The Toronto Blue Jays are patting themselves on the back. They managed to avoid a sweep at the hands of the New York Yankees for the second time in 2022 — good for a 4-8 record vs the Bombers after two months of action.

If this is what they have to do to keep themselves marching on, then so be it. But it’s so funny how the coin flips each year.

When the Yankees are bad, the AL East rivals poke fun, talk trash, the works. When the Yankees are good, defense-mode is activated to the tune of, “well, they’re not that good” (looking at you, Rays) and “we’re not going to back down against the Yankees, we’re not scared!” This, of course, is in response to nothing other than the fact that they lost games against the Yankees.

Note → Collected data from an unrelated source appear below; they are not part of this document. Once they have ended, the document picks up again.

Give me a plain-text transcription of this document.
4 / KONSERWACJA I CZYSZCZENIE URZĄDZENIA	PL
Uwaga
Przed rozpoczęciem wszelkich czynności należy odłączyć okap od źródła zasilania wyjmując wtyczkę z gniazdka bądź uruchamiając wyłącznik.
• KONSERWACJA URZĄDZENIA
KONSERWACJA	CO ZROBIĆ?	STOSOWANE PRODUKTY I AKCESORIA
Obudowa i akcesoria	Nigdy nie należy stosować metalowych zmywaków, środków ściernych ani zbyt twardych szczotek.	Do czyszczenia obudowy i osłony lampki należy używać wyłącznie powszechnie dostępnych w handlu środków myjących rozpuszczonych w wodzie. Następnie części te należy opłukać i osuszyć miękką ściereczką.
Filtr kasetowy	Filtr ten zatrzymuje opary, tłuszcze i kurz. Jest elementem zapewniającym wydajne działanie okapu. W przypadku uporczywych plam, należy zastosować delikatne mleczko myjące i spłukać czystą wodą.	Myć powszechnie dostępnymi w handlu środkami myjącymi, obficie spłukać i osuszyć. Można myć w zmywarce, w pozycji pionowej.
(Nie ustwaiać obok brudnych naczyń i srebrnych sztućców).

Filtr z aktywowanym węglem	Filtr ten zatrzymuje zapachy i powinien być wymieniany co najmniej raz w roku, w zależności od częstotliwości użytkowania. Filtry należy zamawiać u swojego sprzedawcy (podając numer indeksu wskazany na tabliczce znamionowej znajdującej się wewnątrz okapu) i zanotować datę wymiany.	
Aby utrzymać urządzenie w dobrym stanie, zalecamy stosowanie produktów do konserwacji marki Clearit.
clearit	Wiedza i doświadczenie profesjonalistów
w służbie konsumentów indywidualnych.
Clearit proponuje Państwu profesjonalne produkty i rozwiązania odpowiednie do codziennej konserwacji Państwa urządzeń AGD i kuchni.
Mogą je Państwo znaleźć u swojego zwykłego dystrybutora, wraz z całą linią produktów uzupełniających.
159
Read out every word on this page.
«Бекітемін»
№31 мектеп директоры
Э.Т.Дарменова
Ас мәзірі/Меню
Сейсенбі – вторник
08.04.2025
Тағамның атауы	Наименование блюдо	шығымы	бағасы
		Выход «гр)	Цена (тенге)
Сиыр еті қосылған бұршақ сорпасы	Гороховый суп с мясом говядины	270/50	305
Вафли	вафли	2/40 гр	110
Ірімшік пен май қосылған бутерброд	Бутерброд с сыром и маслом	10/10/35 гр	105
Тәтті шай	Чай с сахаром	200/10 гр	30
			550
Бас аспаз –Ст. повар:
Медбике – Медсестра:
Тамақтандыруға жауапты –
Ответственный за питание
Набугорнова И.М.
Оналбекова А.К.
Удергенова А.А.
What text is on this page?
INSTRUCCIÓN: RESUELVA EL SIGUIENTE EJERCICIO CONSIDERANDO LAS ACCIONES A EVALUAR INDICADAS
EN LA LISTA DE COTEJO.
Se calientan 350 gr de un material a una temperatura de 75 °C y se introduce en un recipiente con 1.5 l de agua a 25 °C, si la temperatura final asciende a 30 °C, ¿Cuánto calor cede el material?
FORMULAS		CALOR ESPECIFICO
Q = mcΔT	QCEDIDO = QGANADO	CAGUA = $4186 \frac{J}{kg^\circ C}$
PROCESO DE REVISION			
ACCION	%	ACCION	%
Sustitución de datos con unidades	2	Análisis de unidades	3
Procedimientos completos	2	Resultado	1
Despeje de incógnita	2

The Jays went for the latter on Sunday after getting embarrassed the first two games of the series. Toronto needed every last bounce and to expunge every last bit of energy they possessed to take home a 10-9 victory with the Yankees one blooper away from grabbing the lead in the top of the ninth.

Yankees fans enjoyed watching the Jays melt down on Saturday with starter Alek Manoah falling out of his rhythm and forcing the game to drag on as well as manager Charlie Montoyo getting ejected for flipping out about a call that was hardly going to have any impact on the game. Bo Bichette’s error was good, too.

But now, all of a sudden, the Jays erased a five-run deficit on Sunday to now trail the Yankees by 11 games in the division, and here’s the new attitude shift:

The Blue Jays tried to play confident after getting owned by the Yankees

"“Everybody knows the team that they have and the run that they’re on right now,” Teoscar Hernández said after the game. They’re a very good team. That’s why they’re in first place. We know that if we play good against them and can beat them, we’re in a pretty good spot.”“We don’t quit,” added manager Charlie Montoyo. “We’re going to keep fighting until the end. Many teams, I’ve seen that when something happens like today, they’ll say, ‘OK, they’re just having a good year. Let’s move on.’ We didn’t move on.”"

There’s the bar, folks. As low as it gets. “If we play good, we can beat them.” Yup, you have to play good, though! If the Yankees played good last year, they wouldn’t have had to travel to Fenway Park for the Wild Card Game.

Montoyo set it even lower, by essentially saying he used to coach rosters that would give up (???) when backed into a corner and facing a sweep against one of the league’s best teams. Whew, Toronto fans should be thankful their roster goes out there with a goal of not losing. And the fans chiming in?

Regardless of how annoying this all is, it’s the best position for the Yankees to be in. Keep winning games, let your opponents talk to a wall in the postgame, and slowly continue chalking up points in the mental edge department.

Yankees fans have long watched all of this in their rivals’ favor, so it’s time to sit back and enjoy this for as long as it lasts.